Durante este periodo de tiempo, entre la semana 11 y 13 de embarazo, el feto puede ser visto claramente mediante ecografía realizada a través del abdomen y/o vagina.
Los objetivos de esta ecografía son:
Los objetivos de esta ecografía son:
Datar el embarazo de forma correcta: Esto es muy importante para la paciente que no pueda recordar con exactitud la última regla, que tenga ciclos menstruales irregulares, que haya quedado embarazada durante la lactancia, o que haya concebido después de poco tiempo de haber dejado los anticonceptivos orales. Mediante la medición de la longitud del cráneo caudal (LCC) del feto, la edad gestional y la fecha probable del parto podrán se calculadas de forma precisa.
- Diagnosticar gestaciones múltiples: Aproximadamente 2% de los embarazos concebidos de forma espontánea y en 10% de aquellos conseguidos mediante técnicas de reproducción asistida son embarazos múltiples. Mediante ecografía se puede identificar aquellas gestaciones gemelares que comparten la misma placenta y que podrían tener algún problema a lo largo del embarazo. En estos casos se recomendará un seguimiento del embarazo distinto con controles ecográficos seriados.
- Diagnosticar pérdidas de la gestación: Desafortunadamente, alrededor del 3% de las pacientes que acuden a realizarse una ecografía durante este periodo se le diagnostica un aborto, que en muchas ocasiones ha ocurrido semanas antes de la ecografía. En estos casos se discutirá las opciones a seguir y las implicaciones que eso podría tener en futuros embarazos.
- Diagnosticar anomalías fetales: Alrededor del 1% de los embarazos tiene una anomalía congénita grave que en ocasiones puede ser vista en esta ecografía. Estas anomalías pueden ser incompatibles con la vida o pueden producir serios problemas, pero en algunos casos pueden ser corregidas quirúrgicamente antes o después del nacimiento. Si se detecta una malformación, los hallazgos serán discutidos con los padres y si es necesario se realizarán otras pruebas o nuevas ecografías.
- Calcular el riesgo de tener un síndrome de Down u otra anomalía cromosómica: Todas las embarazadas, independientemente de la edad tienen un riesgo de dar a luz un niños con una anomalía cromosómica como el Síndrome de Down. Con esta ecografía se calculará el riesgo teniendo en cuenta una serie de factores:
* Edad materna
* Análisis de sangre donde se medirán dos hormonas de embarazo, PAPP-A y B-HCG, cuyos niveles varían en más de la mitad de las anomalías cromosómicas.

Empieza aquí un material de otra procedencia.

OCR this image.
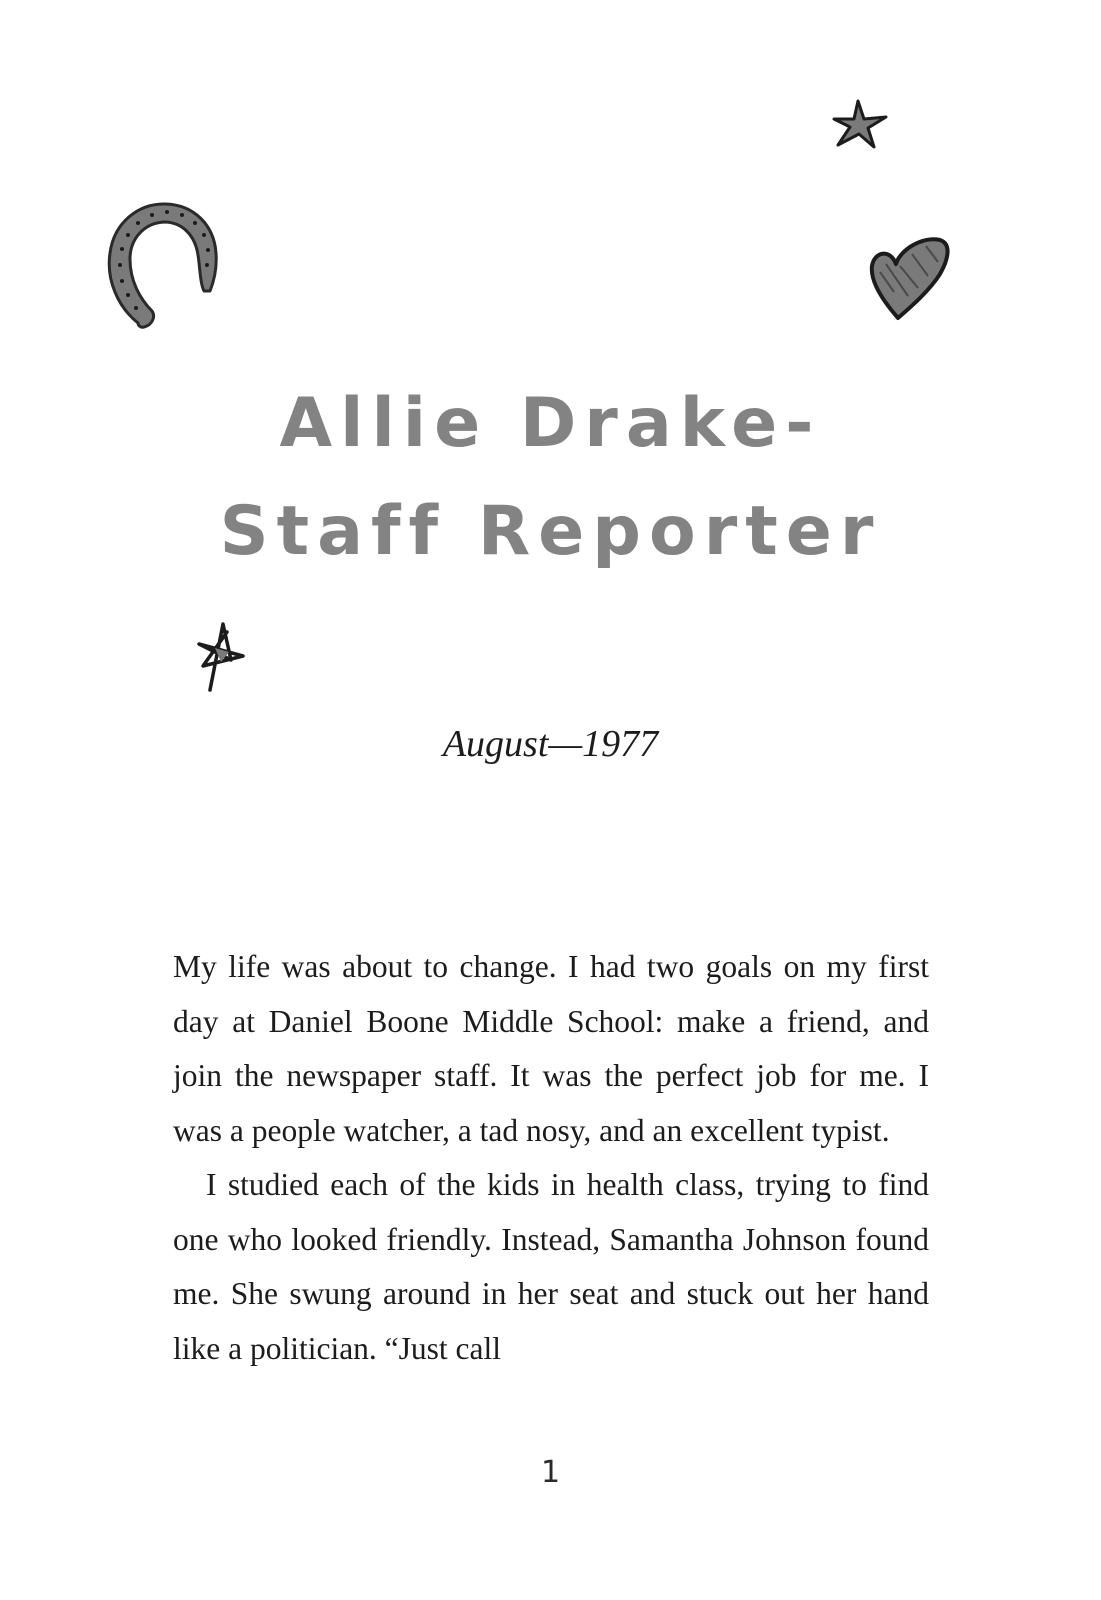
Allie Drake-
Staff Reporter
August—1977

My life was about to change. I had two goals on my first day at Daniel Boone Middle School: make a friend, and join the newspaper staff. It was the perfect job for me. I was a people watcher, a tad nosy, and an excellent typist.

I studied each of the kids in health class, trying to find one who looked friendly. Instead, Samantha Johnson found me. She swung around in her seat and stuck out her hand like a politician. “Just call

1
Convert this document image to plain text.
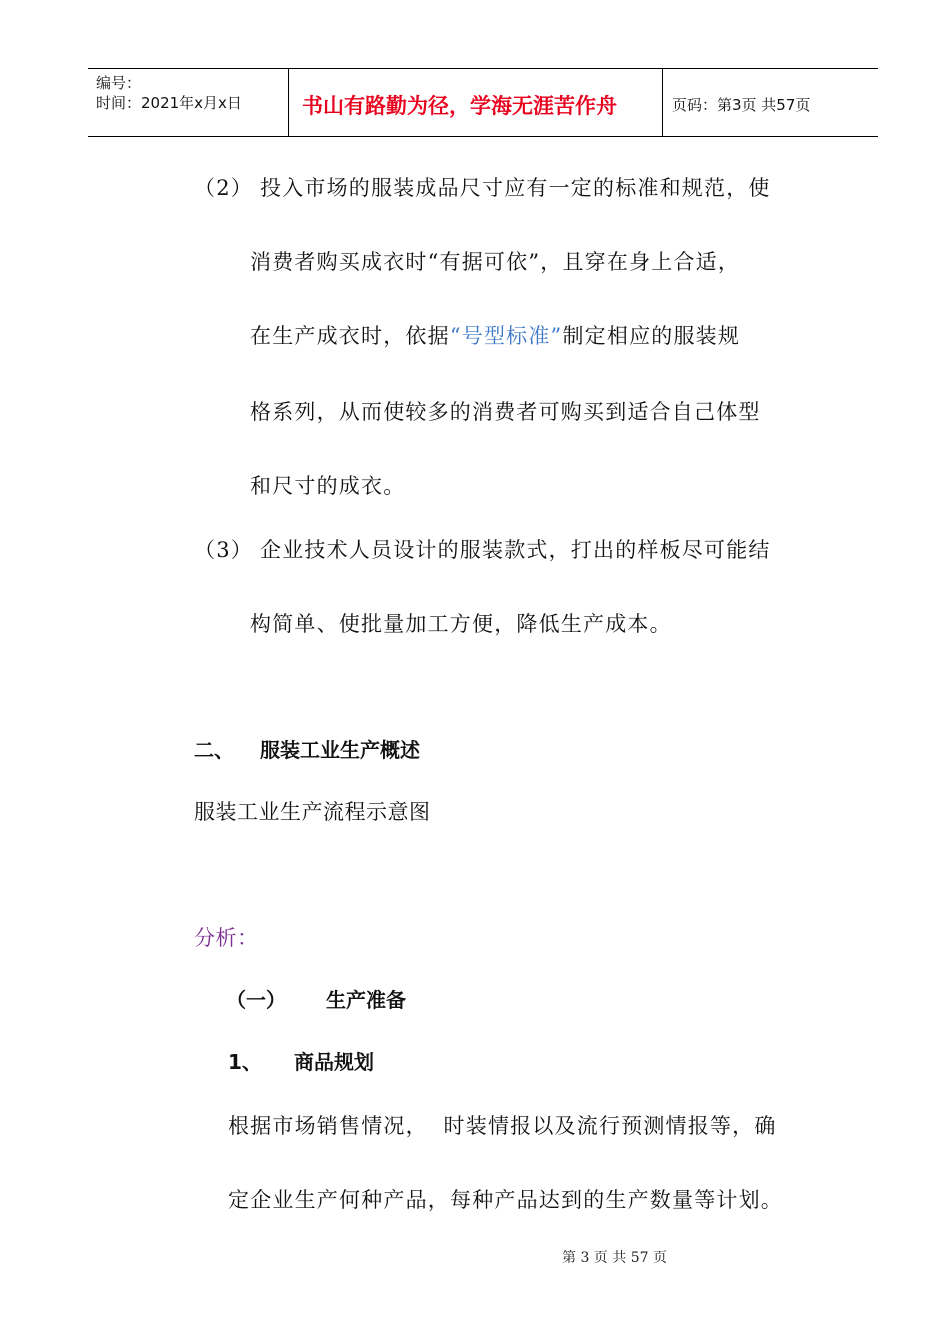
编号：
时间：2021年x月x日	书山有路勤为径，学海无涯苦作舟	页码：第3页 共57页
（2） 投入市场的服装成品尺寸应有一定的标准和规范，使
消费者购买成衣时“有据可依”，且穿在身上合适，
在生产成衣时，依据“号型标准”制定相应的服装规
格系列，从而使较多的消费者可购买到适合自己体型
和尺寸的成衣。
（3） 企业技术人员设计的服装款式，打出的样板尽可能结
构简单、使批量加工方便，降低生产成本。
二、 服装工业生产概述
服装工业生产流程示意图
分析：
（一） 生产准备
1、 商品规划
根据市场销售情况，  时装情报以及流行预测情报等，确
定企业生产何种产品，每种产品达到的生产数量等计划。
第 3 页 共 57 页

* Un examen ecográfico muy detallado del feto examinando.
- líquido acumulado en la zona posterior de la cabeza (translucencia nucal)
- la presencia o ausencia de hueso nasal
- el flujo sanguíneo a través del corazón (flujo tricuspídeo)
- El flujo sanguíneo a través del hígado fetal (ductus venoso)
La única forma de saber con seguridad si el feto tiene una anomalía cromosómica es realizar una técnica invasiva como la biopsia corial o la amiocentesis. Sin embargo estas pruebas tienen un riesgo de aborto de aproximadamente un 1%.
Después de la ecografía y junto con los resultados del análisis de sangre se calculará el riesgo de Sindrome de Down. Depende de los padres decidir o no, si su riesgo es suficientemente elevado, el querer realizarse una técnica invasiva. Como guía se considera un riesgo elevado todo aquel superior a 1 en 100.
Fuente: Medicina fetal, Hospital Universitario Materno Infantil de Canarias.